Examples of network segments include:

  • Virtual Local Area Networks (VLANs). Networks are typically segmented with VLANs or subnets. VLANs create smaller network segments that virtually connect hosts, while subnets use IP addresses connected by networking devices.
  • Firewall segmentation. Firewalls are deployed inside the network to create internal zones that partition functional areas from each other.
  • Software Defined Networking (SDN). SDN segmenting is an approach to networking that uses software-based controllers or application programming interfaces (APIs) to communicate with underlying hardware infrastructure and direct traffic on a network.

Best practices for network segmentation include:

  • Least privilege. Minimize who and what has access within and across systems according to need. Limit hosts, services, users, and networks from accessing data, resources, and functions that are beyond the scope of their responsibilities.
  • Limit third parties.

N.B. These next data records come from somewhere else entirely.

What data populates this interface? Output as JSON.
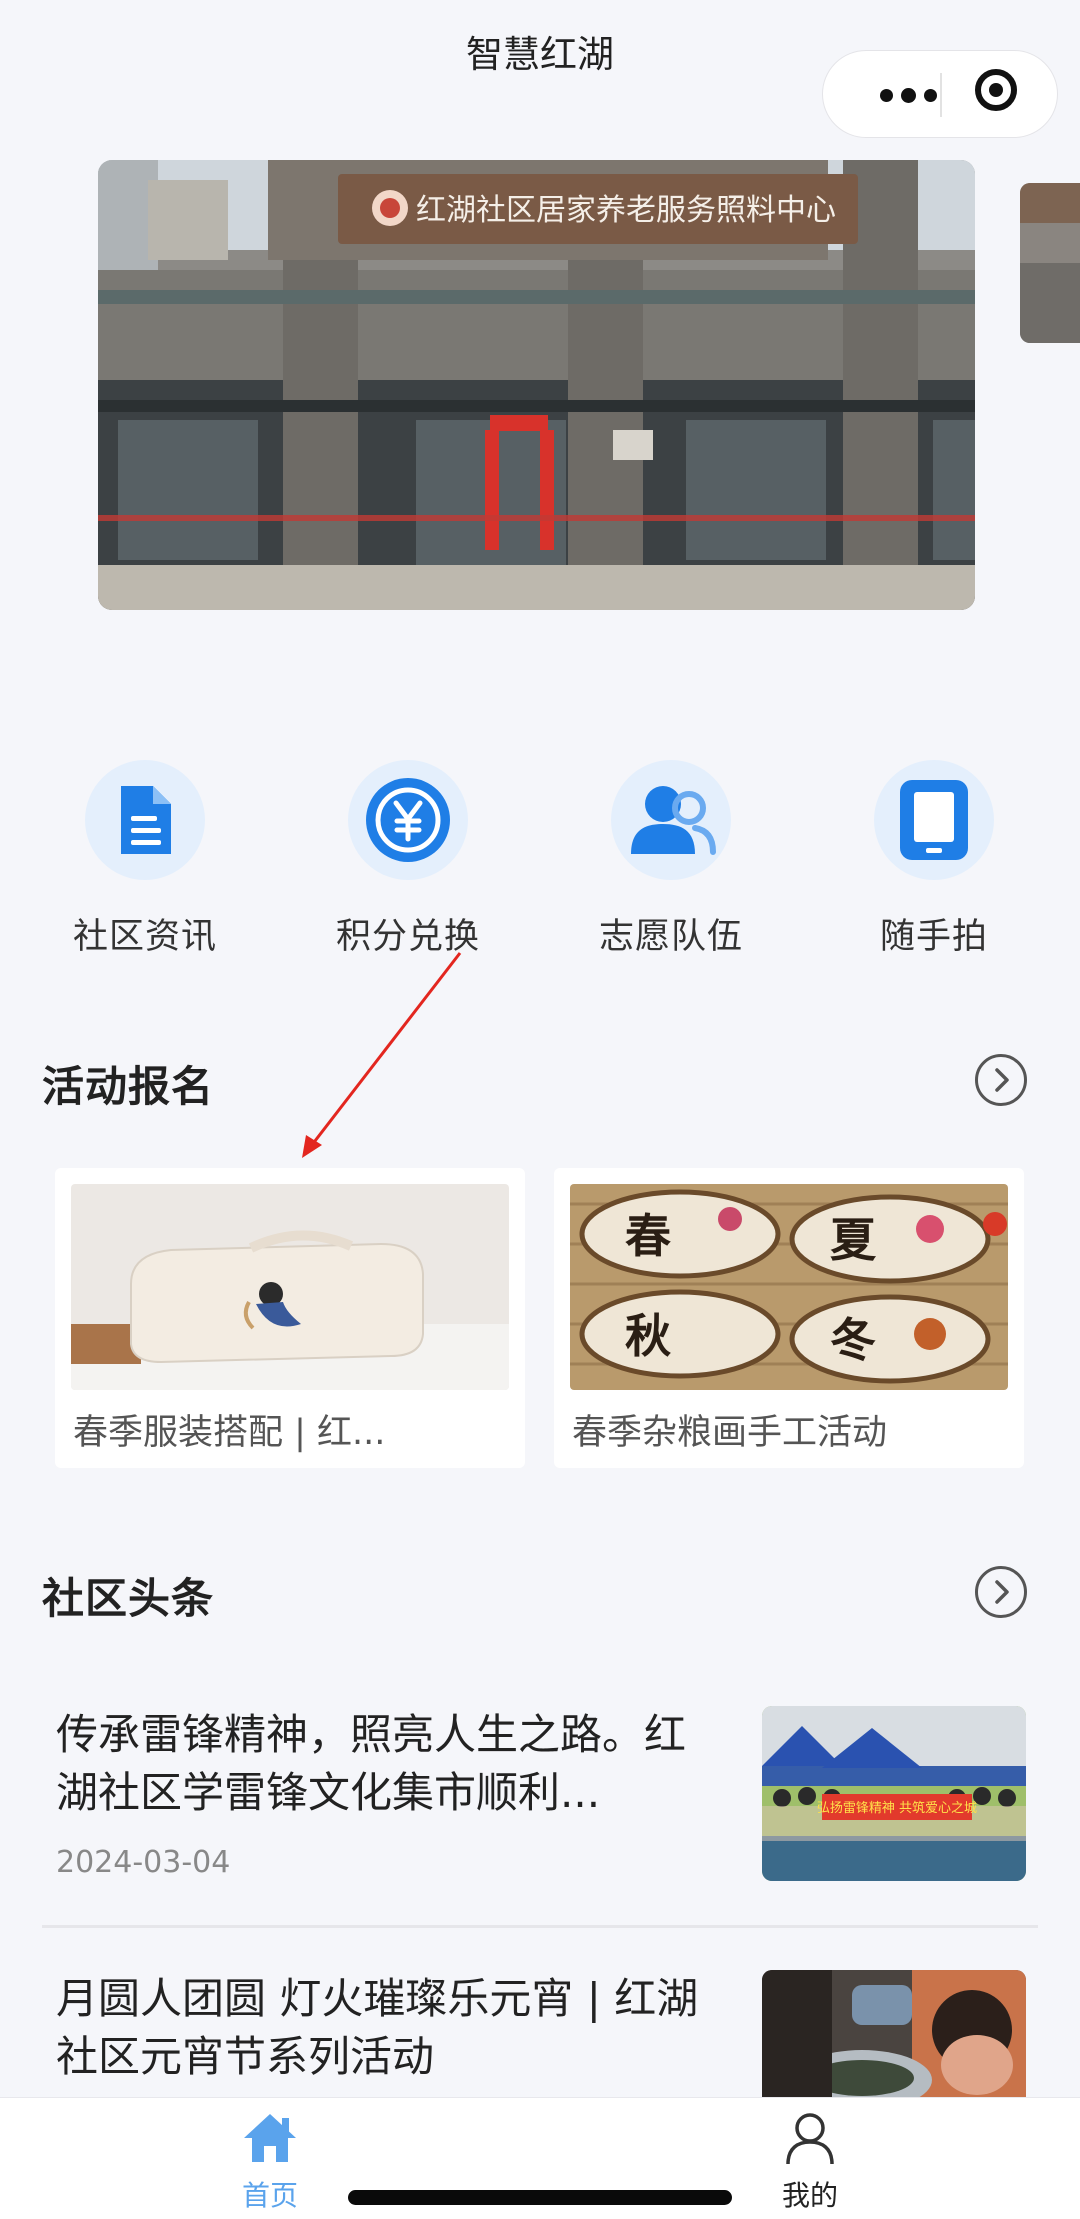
{
  "nav": {
    "title": "智慧红湖"
  },
  "banner": {
    "sign_text": "红湖社区居家养老服务照料中心"
  },
  "quick_links": [
    {
      "label": "社区资讯",
      "icon": "document-icon"
    },
    {
      "label": "积分兑换",
      "icon": "yuan-coin-icon"
    },
    {
      "label": "志愿队伍",
      "icon": "volunteers-icon"
    },
    {
      "label": "随手拍",
      "icon": "tablet-icon"
    }
  ],
  "activity": {
    "title": "活动报名",
    "cards": [
      {
        "caption": "春季服装搭配 | 红..."
      },
      {
        "caption": "春季杂粮画手工活动",
        "image_text": [
          "春",
          "夏",
          "秋",
          "冬"
        ]
      }
    ]
  },
  "news": {
    "title": "社区头条",
    "items": [
      {
        "title": "传承雷锋精神，照亮人生之路。红湖社区学雷锋文化集市顺利...",
        "date": "2024-03-04",
        "thumb_banner": "弘扬雷锋精神 共筑爱心之城"
      },
      {
        "title": "月圆人团圆 灯火璀璨乐元宵 | 红湖社区元宵节系列活动"
      }
    ]
  },
  "tabbar": {
    "items": [
      {
        "label": "首页",
        "icon": "home-icon",
        "active": true
      },
      {
        "label": "我的",
        "icon": "user-icon",
        "active": false
      }
    ],
    "active_color": "#5aa3ec"
  }
}
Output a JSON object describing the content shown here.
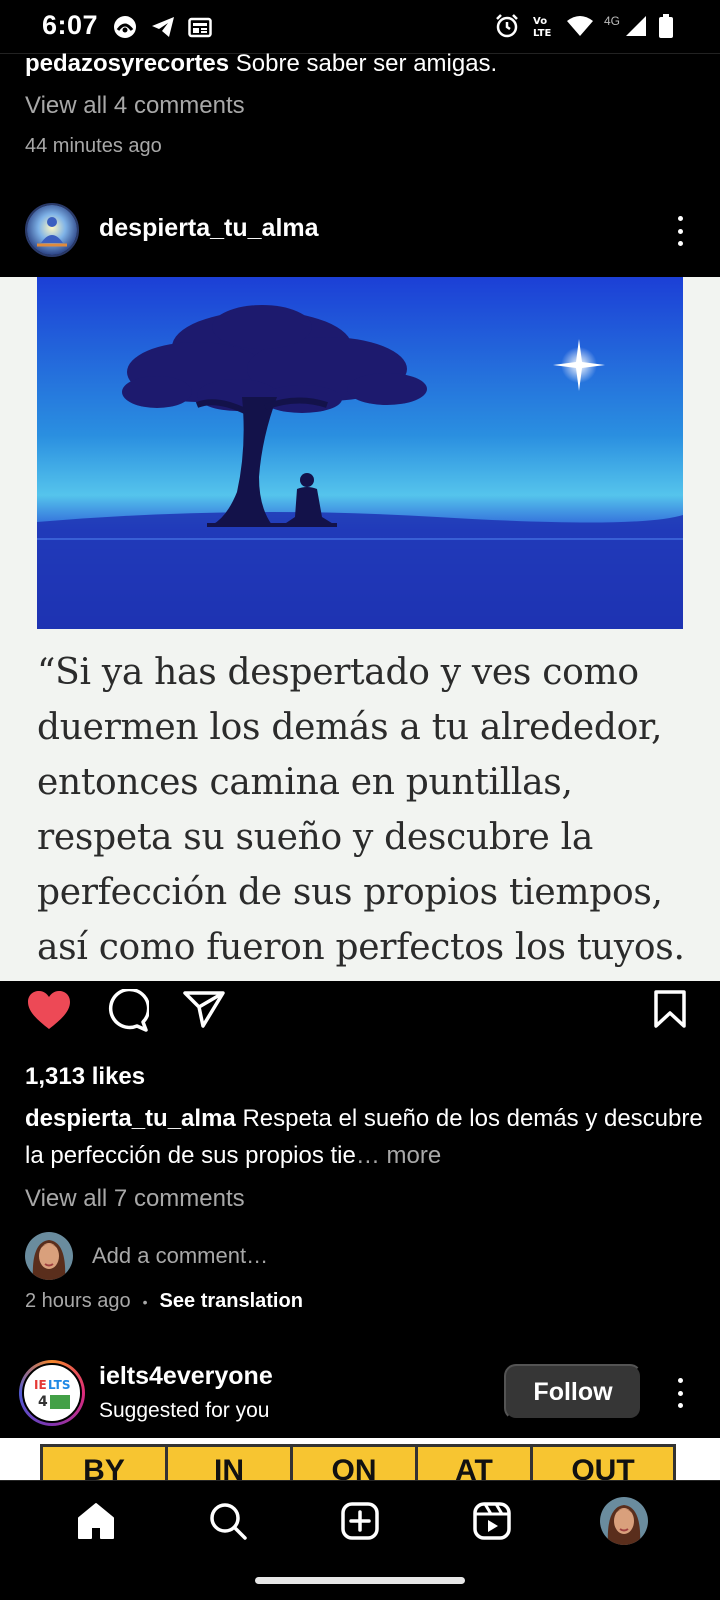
{
  "status_bar": {
    "time": "6:07",
    "network": "4G",
    "icons": [
      "ring-app-icon",
      "telegram-icon",
      "news-icon",
      "alarm-icon",
      "volte-icon",
      "wifi-icon",
      "signal-icon",
      "battery-icon"
    ]
  },
  "previous_post": {
    "username": "pedazosyrecortes",
    "caption": "Sobre saber ser amigas.",
    "view_comments": "View all 4 comments",
    "time": "44 minutes ago"
  },
  "post": {
    "username": "despierta_tu_alma",
    "image_quote": "“Si ya has despertado y ves como\nduermen los demás a tu alrededor,\nentonces camina en puntillas,\nrespeta su sueño y descubre la\nperfección de sus propios tiempos,\nasí como fueron perfectos los tuyos.",
    "liked": true,
    "likes": "1,313 likes",
    "caption_username": "despierta_tu_alma",
    "caption_text": "Respeta el sueño de los demás y descubre la perfección de sus propios tie",
    "caption_more": "… more",
    "view_comments": "View all 7 comments",
    "add_comment_placeholder": "Add a comment…",
    "time": "2 hours ago",
    "dot": "•",
    "see_translation": "See translation"
  },
  "suggested_post": {
    "username": "ielts4everyone",
    "subtitle": "Suggested for you",
    "follow_label": "Follow",
    "image_cells": [
      "BY",
      "IN",
      "ON",
      "AT",
      "OUT"
    ]
  },
  "colors": {
    "background": "#000000",
    "like_red": "#ed4956",
    "secondary_text": "#a8a8a8",
    "follow_button": "#363636"
  },
  "nav": [
    "home-icon",
    "search-icon",
    "create-icon",
    "reels-icon",
    "profile-avatar"
  ]
}
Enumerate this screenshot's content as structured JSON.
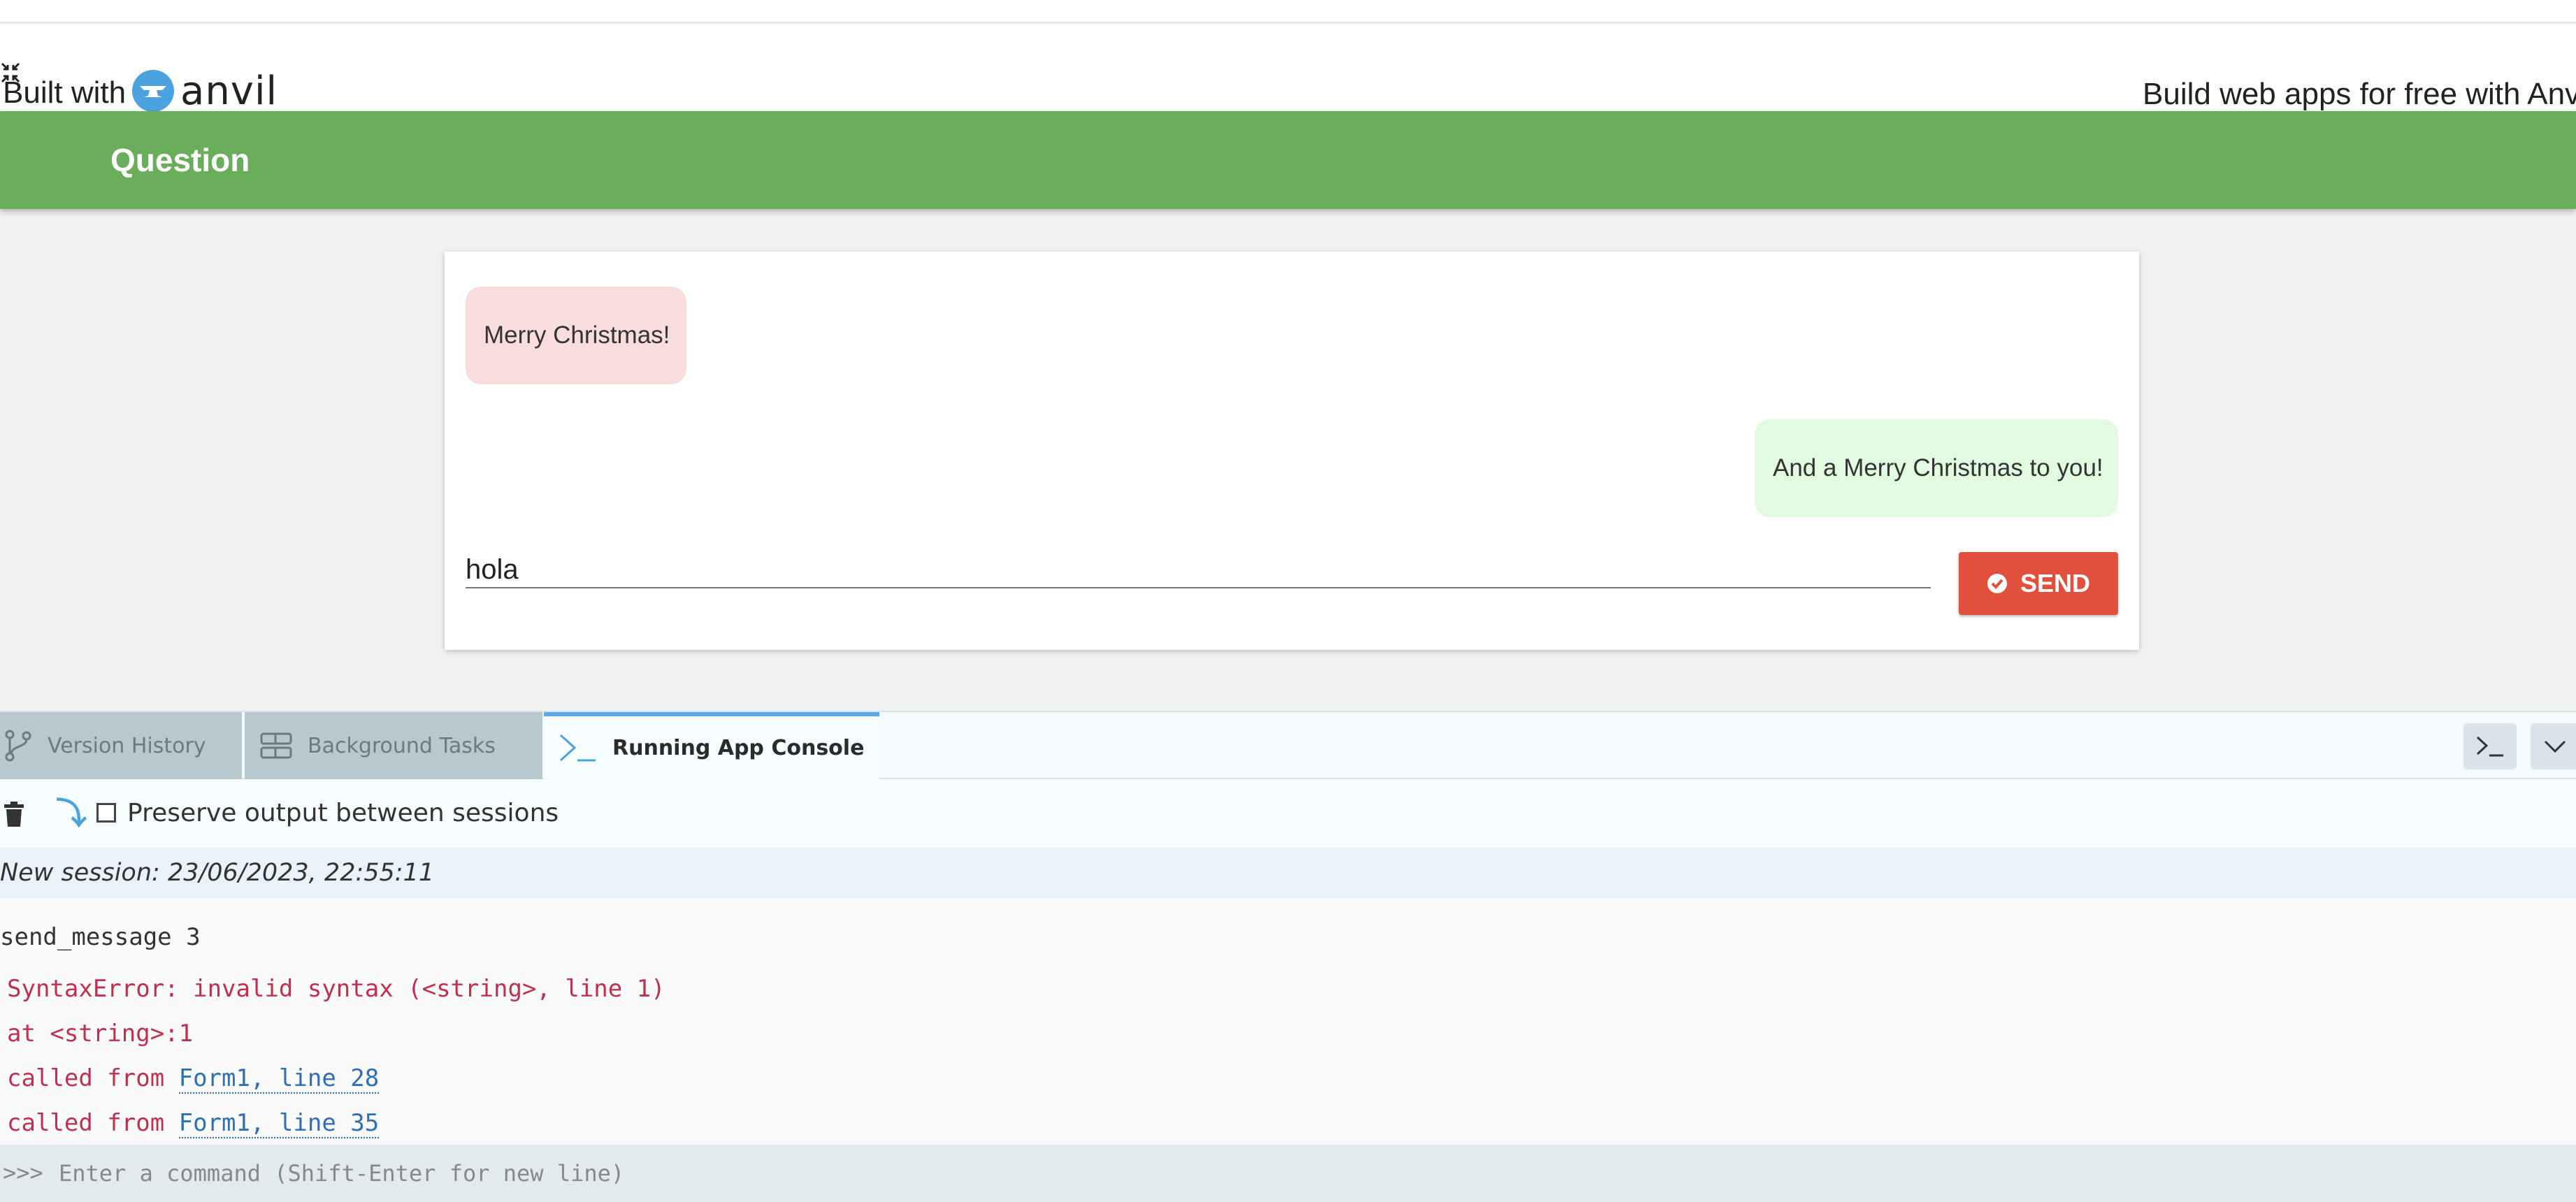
{
  "banner": {
    "built_with": "Built with",
    "brand": "anvil",
    "promo": "Build web apps for free with Anvil"
  },
  "app": {
    "title": "Question",
    "messages": [
      {
        "text": "Merry Christmas!",
        "from": "them"
      },
      {
        "text": "And a Merry Christmas to you!",
        "from": "me"
      }
    ],
    "input_value": "hola",
    "send_label": "SEND"
  },
  "panel": {
    "tabs": [
      {
        "label": "Version History",
        "icon": "branch-icon",
        "active": false
      },
      {
        "label": "Background Tasks",
        "icon": "tasks-icon",
        "active": false
      },
      {
        "label": "Running App Console",
        "icon": "terminal-icon",
        "active": true
      }
    ]
  },
  "console": {
    "preserve_label": "Preserve output between sessions",
    "preserve_checked": false,
    "session": "New session: 23/06/2023, 22:55:11",
    "output_line": "send_message 3",
    "error": "SyntaxError: invalid syntax (<string>, line 1)",
    "at_line": "at <string>:1",
    "called_from_prefix": "called from ",
    "traces": [
      {
        "link": "Form1, line 28"
      },
      {
        "link": "Form1, line 35"
      }
    ],
    "prompt": ">>>",
    "command_placeholder": "Enter a command (Shift-Enter for new line)"
  },
  "colors": {
    "header_green": "#6aae5c",
    "send_red": "#e0503d",
    "bubble_them": "#f9dcdc",
    "bubble_me": "#e2fbe0",
    "error_text": "#c0304e",
    "link_blue": "#2f6fb3",
    "active_tab_accent": "#5aa9e6"
  }
}
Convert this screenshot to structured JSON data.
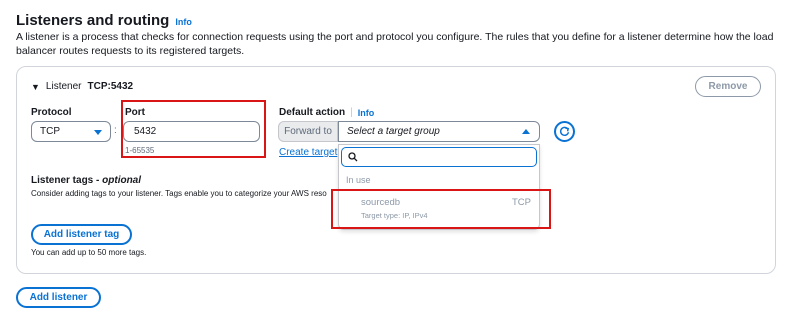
{
  "section": {
    "title": "Listeners and routing",
    "info": "Info",
    "description": "A listener is a process that checks for connection requests using the port and protocol you configure. The rules that you define for a listener determine how the load balancer routes requests to its registered targets."
  },
  "listener": {
    "prefix": "Listener",
    "name": "TCP:5432",
    "remove_label": "Remove",
    "protocol": {
      "label": "Protocol",
      "value": "TCP"
    },
    "port": {
      "label": "Port",
      "value": "5432",
      "hint": "1-65535"
    },
    "default_action": {
      "label": "Default action",
      "info": "Info",
      "forward_to": "Forward to",
      "placeholder": "Select a target group",
      "create_link": "Create target",
      "dropdown": {
        "search_value": "",
        "group_label": "In use",
        "options": [
          {
            "name": "sourcedb",
            "protocol": "TCP",
            "description": "Target type: IP, IPv4"
          }
        ]
      }
    },
    "tags": {
      "title": "Listener tags",
      "optional": "optional",
      "description": "Consider adding tags to your listener. Tags enable you to categorize your AWS reso",
      "add_label": "Add listener tag",
      "limit_text": "You can add up to 50 more tags."
    }
  },
  "add_listener_label": "Add listener",
  "colors": {
    "accent": "#0972d3",
    "highlight": "#d91515",
    "muted": "#8d99a8"
  }
}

Third-party remote access weakens the security of your network as you are placing trust in the security and privacy practices of these third parties, which may be significantly inferior to your own. For third parties that need access to your network, create isolated portals for their use so that they do not have broader access to your sensitive and confidential information.
  • Do not over-segment. Creating too many zones adds unnecessary complexity and makes your network more difficult to manage.
  • Consolidate similar resources. Combine similar network resources into distinct databases to streamline security policies and protect data.